Convention over Configuration in statically typed languages

For me, static typing serves two purposes: First, compile time checking that arguments to calls are the appropriate type, and second, static discovery of code usage, dependency and wire-up. The former is about correctness and safety, and constitutes the "free unit testing" the compiler provides (which statically-typed detractors deride and statically-typed proponents celebrate). The latter is about productivity. It allows me to quickly navigate through a complex codebase, find dead code, track down unintended coupling, etc. In many ways, the discovery aspects is the greater reason why I like statically-typing. And that's why I consider Convention over Configuration a paradigm that should be approached with caution.

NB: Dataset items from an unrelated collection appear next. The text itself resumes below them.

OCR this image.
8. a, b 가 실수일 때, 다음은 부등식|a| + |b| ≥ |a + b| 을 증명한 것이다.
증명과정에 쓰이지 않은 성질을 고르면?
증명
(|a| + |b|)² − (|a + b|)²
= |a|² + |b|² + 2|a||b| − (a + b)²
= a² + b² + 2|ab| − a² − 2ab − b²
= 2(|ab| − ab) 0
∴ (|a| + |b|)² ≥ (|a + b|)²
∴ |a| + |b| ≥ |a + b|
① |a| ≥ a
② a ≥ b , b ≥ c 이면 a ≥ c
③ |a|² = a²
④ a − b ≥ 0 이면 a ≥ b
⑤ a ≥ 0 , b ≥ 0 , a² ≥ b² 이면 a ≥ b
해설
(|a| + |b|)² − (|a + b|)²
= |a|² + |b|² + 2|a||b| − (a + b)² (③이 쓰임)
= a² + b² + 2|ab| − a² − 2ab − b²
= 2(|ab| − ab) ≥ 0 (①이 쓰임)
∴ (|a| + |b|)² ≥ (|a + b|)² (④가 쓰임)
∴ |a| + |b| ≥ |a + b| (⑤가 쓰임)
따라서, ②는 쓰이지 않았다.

If you are in a dynamically typed language, discovery relies on reading code and documentation. While your code may be expressed as symbols not strings, navigation of those symbols is often impossible until runtime. You have nothing that's guarding you from your own typos, so all code is equally suspect and you are likely to manually or automatically test basic syntax a lot more. With that premise, automatic configuration of instances and wireup doesn't complicate the existing testing burden significantly but greatly cuts down on typing and code size, i.e. it's a good thing.

Now in statically-typed land things are different: Compiler checked syntax can lull you into complacency, especially if you enjoy refactorings that track down on the symbolic rather than search/replace level. Renaming something to fit the context can quickly break mappings or wire-ups relying on convention. Don't get me wrong, config files for mapping or wire-up is no better -- I am advocating mapping and wire-up in code as much as possible. The minutes spent on initial coding are worth hours in maintainability.

I'm not going to discount Convention over Configuration in totallity -- I think it is immensely useful at code boundaries, such as mapping schemas to entities, or Urls to controller actions. These touch points already are on the code edge where represenation is leaving the homogenous domain, so using convention only provides naming guidance and reduces tedious scaffolding.

So, my advice is, don't use Convention over Configuration to wire up your code internals unless the relationships are obvious and/or well covered by tests. But do favor it for the plumbing required to connect your code to outside input and output sources.